SEC. 206. ANNUAL REPORT ON RISKS POSED BY THE FEDERAL DEBT OF THE UNITED STATES.
(a) In General.--Not later than December 31 of each year, the Comptroller General of the United States shall submit to the appropriate congressional committees a report on the risks to the United States posed by the Federal debt of the United States.
(b) Content of Report.--Each report submitted under this section shall include the following:
(1) An analysis of the current and foreseeable risks to the long-term national security and economic stability of the United States posed by the Federal debt of the United States.
(2) A specific determination of whether the levels of risk identified under paragraph (1) are sustainable.

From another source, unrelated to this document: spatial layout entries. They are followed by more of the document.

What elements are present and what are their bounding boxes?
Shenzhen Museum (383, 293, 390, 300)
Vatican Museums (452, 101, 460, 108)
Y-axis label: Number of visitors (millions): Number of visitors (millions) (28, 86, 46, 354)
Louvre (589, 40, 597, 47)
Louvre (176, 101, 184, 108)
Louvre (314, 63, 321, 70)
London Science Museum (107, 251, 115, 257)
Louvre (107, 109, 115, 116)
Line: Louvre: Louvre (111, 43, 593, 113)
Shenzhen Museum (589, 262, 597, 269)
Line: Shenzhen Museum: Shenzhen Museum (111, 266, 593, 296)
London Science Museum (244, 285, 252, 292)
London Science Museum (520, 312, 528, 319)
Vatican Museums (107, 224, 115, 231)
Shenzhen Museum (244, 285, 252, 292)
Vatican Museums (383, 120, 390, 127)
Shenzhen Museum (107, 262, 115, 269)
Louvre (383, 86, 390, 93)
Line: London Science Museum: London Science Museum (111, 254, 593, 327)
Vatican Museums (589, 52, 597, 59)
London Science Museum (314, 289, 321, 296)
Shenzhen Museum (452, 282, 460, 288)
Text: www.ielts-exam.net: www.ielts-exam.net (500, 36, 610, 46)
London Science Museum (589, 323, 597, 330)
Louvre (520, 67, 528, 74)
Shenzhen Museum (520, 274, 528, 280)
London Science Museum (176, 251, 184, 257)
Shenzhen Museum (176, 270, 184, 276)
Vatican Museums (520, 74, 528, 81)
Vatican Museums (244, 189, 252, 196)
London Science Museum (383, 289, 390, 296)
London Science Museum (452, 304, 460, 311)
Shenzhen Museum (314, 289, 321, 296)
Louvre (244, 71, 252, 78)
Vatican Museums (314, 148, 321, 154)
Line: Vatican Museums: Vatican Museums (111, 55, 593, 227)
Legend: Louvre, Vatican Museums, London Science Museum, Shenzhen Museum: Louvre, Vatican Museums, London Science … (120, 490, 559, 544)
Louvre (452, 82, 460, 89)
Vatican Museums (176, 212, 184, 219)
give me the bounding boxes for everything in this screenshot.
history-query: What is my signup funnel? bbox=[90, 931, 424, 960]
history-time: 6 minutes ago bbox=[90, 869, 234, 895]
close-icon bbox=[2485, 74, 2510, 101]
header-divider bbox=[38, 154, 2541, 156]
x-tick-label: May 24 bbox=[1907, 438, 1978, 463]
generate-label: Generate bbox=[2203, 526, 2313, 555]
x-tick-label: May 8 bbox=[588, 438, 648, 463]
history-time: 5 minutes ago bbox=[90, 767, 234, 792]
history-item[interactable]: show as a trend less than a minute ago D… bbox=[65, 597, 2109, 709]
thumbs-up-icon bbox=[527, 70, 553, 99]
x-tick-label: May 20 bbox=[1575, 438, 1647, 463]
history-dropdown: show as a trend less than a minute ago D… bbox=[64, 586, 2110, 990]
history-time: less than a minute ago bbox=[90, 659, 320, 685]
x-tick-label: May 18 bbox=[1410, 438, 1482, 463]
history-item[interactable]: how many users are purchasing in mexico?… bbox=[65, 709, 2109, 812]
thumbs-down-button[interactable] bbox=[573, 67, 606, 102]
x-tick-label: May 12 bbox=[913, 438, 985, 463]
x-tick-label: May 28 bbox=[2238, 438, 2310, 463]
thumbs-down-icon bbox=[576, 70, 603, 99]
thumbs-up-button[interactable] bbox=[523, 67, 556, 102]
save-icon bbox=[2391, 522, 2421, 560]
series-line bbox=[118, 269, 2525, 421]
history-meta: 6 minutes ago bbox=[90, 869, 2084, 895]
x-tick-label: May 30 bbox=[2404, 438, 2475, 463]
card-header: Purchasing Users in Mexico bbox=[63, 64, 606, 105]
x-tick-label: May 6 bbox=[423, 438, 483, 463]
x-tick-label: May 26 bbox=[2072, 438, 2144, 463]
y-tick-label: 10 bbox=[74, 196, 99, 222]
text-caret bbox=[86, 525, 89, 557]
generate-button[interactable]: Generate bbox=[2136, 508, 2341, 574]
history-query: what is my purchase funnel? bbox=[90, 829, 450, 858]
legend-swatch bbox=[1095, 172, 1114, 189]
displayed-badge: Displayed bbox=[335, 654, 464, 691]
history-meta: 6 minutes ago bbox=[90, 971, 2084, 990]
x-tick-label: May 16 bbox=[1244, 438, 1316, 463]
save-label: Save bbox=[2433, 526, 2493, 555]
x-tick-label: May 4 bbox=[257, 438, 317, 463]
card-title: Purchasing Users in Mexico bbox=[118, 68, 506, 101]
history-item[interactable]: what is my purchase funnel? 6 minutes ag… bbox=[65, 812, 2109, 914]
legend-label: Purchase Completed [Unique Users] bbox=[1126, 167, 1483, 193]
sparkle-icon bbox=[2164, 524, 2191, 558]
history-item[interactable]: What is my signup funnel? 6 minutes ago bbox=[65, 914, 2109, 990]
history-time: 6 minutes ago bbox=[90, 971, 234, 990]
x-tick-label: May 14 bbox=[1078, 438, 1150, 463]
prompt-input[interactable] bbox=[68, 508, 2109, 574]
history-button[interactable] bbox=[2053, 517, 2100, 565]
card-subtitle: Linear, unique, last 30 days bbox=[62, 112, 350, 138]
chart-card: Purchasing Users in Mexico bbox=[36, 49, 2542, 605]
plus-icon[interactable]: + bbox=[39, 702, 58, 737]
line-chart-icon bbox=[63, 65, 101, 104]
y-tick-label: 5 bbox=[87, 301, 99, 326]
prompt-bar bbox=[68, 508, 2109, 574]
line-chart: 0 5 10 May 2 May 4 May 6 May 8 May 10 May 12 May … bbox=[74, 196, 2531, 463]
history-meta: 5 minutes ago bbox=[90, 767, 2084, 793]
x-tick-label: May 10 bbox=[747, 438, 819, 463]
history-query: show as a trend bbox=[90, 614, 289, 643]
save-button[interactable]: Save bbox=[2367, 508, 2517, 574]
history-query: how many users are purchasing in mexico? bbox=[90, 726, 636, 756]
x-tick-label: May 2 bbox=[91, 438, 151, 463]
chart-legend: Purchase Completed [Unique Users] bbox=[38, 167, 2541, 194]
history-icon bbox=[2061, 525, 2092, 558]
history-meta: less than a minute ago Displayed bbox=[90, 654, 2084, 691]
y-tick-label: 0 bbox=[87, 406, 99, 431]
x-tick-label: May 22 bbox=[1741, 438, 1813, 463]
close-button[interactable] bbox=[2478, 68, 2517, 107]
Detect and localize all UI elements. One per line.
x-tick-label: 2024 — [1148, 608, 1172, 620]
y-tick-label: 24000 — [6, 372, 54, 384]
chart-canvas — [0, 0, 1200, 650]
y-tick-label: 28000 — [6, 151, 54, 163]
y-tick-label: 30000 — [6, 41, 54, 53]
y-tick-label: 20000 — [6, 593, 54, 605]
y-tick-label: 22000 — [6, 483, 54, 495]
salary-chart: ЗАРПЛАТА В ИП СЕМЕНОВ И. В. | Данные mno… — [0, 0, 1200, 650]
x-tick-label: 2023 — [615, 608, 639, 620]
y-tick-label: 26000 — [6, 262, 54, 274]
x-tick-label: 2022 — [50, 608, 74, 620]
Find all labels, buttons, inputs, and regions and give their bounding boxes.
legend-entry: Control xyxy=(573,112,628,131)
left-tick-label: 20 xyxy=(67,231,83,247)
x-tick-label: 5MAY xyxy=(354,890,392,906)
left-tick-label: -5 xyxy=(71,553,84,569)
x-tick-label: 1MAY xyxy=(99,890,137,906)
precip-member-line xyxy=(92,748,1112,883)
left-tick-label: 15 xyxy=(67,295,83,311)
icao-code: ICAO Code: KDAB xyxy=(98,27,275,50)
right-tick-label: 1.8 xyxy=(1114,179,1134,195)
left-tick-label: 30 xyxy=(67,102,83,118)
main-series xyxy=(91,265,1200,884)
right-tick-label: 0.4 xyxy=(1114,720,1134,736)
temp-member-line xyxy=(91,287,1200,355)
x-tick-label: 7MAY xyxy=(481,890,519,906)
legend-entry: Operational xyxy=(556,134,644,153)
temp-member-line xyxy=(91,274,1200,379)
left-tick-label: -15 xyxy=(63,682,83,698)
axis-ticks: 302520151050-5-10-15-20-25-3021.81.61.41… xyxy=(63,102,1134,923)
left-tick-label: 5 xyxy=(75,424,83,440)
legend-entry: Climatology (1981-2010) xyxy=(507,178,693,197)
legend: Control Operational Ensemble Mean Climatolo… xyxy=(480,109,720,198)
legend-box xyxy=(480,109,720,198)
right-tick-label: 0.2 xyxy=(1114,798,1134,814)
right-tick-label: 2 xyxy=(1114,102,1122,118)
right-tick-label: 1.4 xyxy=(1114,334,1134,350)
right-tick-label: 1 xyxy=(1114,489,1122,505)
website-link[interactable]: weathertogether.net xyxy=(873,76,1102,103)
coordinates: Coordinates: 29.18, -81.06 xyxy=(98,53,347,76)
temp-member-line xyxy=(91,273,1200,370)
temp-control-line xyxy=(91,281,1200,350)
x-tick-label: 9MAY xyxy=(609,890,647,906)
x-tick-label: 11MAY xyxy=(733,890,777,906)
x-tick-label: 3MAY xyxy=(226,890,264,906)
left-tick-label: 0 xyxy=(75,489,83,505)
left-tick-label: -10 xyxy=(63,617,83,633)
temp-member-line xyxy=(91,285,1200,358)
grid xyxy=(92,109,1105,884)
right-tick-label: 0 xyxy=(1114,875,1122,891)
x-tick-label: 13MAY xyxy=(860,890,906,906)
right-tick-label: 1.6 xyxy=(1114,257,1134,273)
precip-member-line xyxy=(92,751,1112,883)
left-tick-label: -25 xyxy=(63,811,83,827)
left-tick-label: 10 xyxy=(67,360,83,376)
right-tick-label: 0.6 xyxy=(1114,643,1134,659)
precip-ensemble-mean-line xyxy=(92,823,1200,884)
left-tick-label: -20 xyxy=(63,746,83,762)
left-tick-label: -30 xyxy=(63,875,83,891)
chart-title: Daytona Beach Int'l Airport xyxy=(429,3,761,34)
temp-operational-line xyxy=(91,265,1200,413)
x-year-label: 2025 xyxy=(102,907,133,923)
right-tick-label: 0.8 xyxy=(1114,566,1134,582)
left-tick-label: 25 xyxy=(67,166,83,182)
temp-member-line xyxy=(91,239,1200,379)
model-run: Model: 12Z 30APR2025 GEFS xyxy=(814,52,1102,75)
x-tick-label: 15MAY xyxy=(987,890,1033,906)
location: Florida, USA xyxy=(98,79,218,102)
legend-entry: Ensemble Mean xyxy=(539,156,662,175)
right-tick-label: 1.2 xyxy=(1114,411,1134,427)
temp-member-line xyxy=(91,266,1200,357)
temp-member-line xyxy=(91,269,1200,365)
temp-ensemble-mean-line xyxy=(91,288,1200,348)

(3) If the determination under paragraph (2) is that the levels of risk are unsustainable, specific recommendations for reducing the levels of risk to sustainable levels, in a manner that results in a reduction in Federal spending.
SEC. 207. CORRECTIVE ACTION TO ADDRESS UNACCEPTABLE AND UNSUSTAINABLE RISKS TO UNITED STATES NATIONAL SECURITY AND ECONOMIC STABILITY.
In any case in which the President determines under section 205(b)(4)(C) that a foreign country's holdings of debt instruments of the United States pose an unacceptable risk to the long-term national security or economic stability of the United States, the President shall, within 30 days of the determination--
(1) formulate a plan of action to reduce the risk level to an acceptable and sustainable level, in a manner that results in a reduction in Federal spending;
(2) submit to the appropriate congressional committees a report on the plan of action that includes a timeline for the implementation of the plan and recommendations for any legislative action that would be required to fully implement the plan; and
(3) move expeditiously to implement the plan in order to protect the long-term national security and economic stability of the United States.
(As printed in the Congressional Record for the Senate on Jun 7, 2011.)